I sit awake, still, after a long day of work. I think to myself, Why on earth is there still life in you? You should really be passed out by now. Crawling into your bed to dreamland (which hasn't been much fun as of late, seeing as how you have been having AWFUL dreams.) Nonetheless you should be snoring, I say. What an opportunity you have to catch up on your rest. Tomorrow will be another long day, even longer then today... with you working BOTH of your jobs tomorrow. Insanity, I tell myself. All of a sudden, I don't like the way I am writing.

So... Guess what? You will never believe this. This, exact post you are reading right now... is my, FIVE HUNDREDTH POST! Yes. Yes you read that right, your eyes are not deceiving you.. 500. WOW. Intense.

I opened the gate to the backyard, old wood, fixed up with shiny silver hardware. The spring on the gate expands open and slowly creeks closed as I venture my way past the garden up the slate rock pathway to the back door.
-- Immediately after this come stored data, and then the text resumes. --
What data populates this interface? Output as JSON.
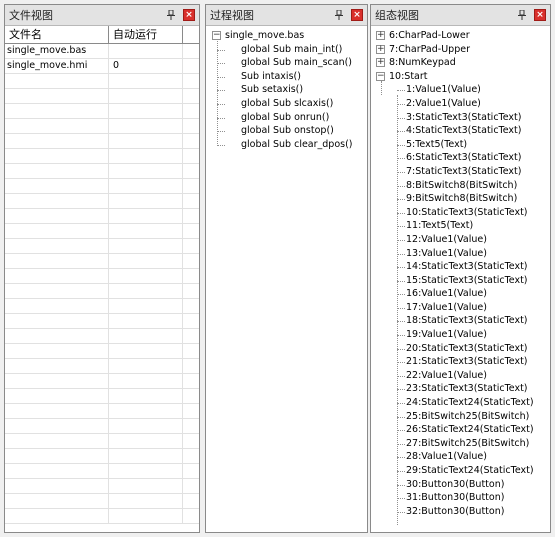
{
  "file_view": {
    "title": "文件视图",
    "columns": [
      "文件名",
      "自动运行"
    ],
    "rows": [
      {
        "name": "single_move.bas",
        "autorun": ""
      },
      {
        "name": "single_move.hmi",
        "autorun": "0"
      }
    ]
  },
  "process_view": {
    "title": "过程视图",
    "root": "single_move.bas",
    "items": [
      "global Sub main_int()",
      "global Sub main_scan()",
      "Sub intaxis()",
      "Sub setaxis()",
      "global Sub slcaxis()",
      "global Sub onrun()",
      "global Sub onstop()",
      "global Sub clear_dpos()"
    ]
  },
  "component_view": {
    "title": "组态视图",
    "collapsed": [
      "6:CharPad-Lower",
      "7:CharPad-Upper",
      "8:NumKeypad"
    ],
    "expanded_root": "10:Start",
    "children": [
      "1:Value1(Value)",
      "2:Value1(Value)",
      "3:StaticText3(StaticText)",
      "4:StaticText3(StaticText)",
      "5:Text5(Text)",
      "6:StaticText3(StaticText)",
      "7:StaticText3(StaticText)",
      "8:BitSwitch8(BitSwitch)",
      "9:BitSwitch8(BitSwitch)",
      "10:StaticText3(StaticText)",
      "11:Text5(Text)",
      "12:Value1(Value)",
      "13:Value1(Value)",
      "14:StaticText3(StaticText)",
      "15:StaticText3(StaticText)",
      "16:Value1(Value)",
      "17:Value1(Value)",
      "18:StaticText3(StaticText)",
      "19:Value1(Value)",
      "20:StaticText3(StaticText)",
      "21:StaticText3(StaticText)",
      "22:Value1(Value)",
      "23:StaticText3(StaticText)",
      "24:StaticText24(StaticText)",
      "25:BitSwitch25(BitSwitch)",
      "26:StaticText24(StaticText)",
      "27:BitSwitch25(BitSwitch)",
      "28:Value1(Value)",
      "29:StaticText24(StaticText)",
      "30:Button30(Button)",
      "31:Button30(Button)",
      "32:Button30(Button)"
    ]
  },
  "icons": {
    "pin": "pin-icon",
    "close": "close-icon",
    "expand": "plus",
    "collapse": "minus"
  },
  "colors": {
    "close_red": "#d9302c",
    "titlebar": "#e3e3e3",
    "background": "#f0f0f0"
  }
}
There you sit, in the kitchen at the table with your hands clasped together in front of you, your long arms placed tightly across the table. Oh how I wish I could venture into your heart and comfort you so. I tap my key on the door and step back to look at your reaction through the kitchen window. My steps were too slow, and you are in my arms hugging me before I could even think to blink. I love you, you say. Over and over and over. Darling, darling, boy. I think to myself, what have I done wrong. Me? You love me? I question, with my hands at my sides as you hug me unconditionally and bury your face into my neck. Oh yes, you, you silly silly girl. It has always been you. My heart sinks, and my head bobs backwards. Tears stream clearly and smoothly down my sun-kissed face. You step back with your arms grasping mine and you shake me gently to awaken my heart. I should not have ever said those things. I didn't mean them. You plead with me to give you another chance. Remember how I longed to be within his heart? To comfort him? It was more for me, then it was for him. See, I thought this was the last time I would see his beautiful face. I thought that possibly, I would never feel his love again, and would always ache for his touch. Here he was, standing in front of me telling me, it was me all along. There I was, standing in front of him, crying and in shock, had love really swung my way? Had I really just heard the words he said? Who was I to believe? My head, or my heart? Then, I moved my hands to his face, and holding tightly on... I kissed him deeper then I ever would and walked inside the house to wash my face in the sink, and start all over again.

Happy 500th post to me! Happy 500th post to me! Have a great week everyone!!

Comments

  1. Dude 500! That's intense. Do what makes you happy and you will be alright. Stop being sad Shelby, she is not my favorite. I like happy Shelby better.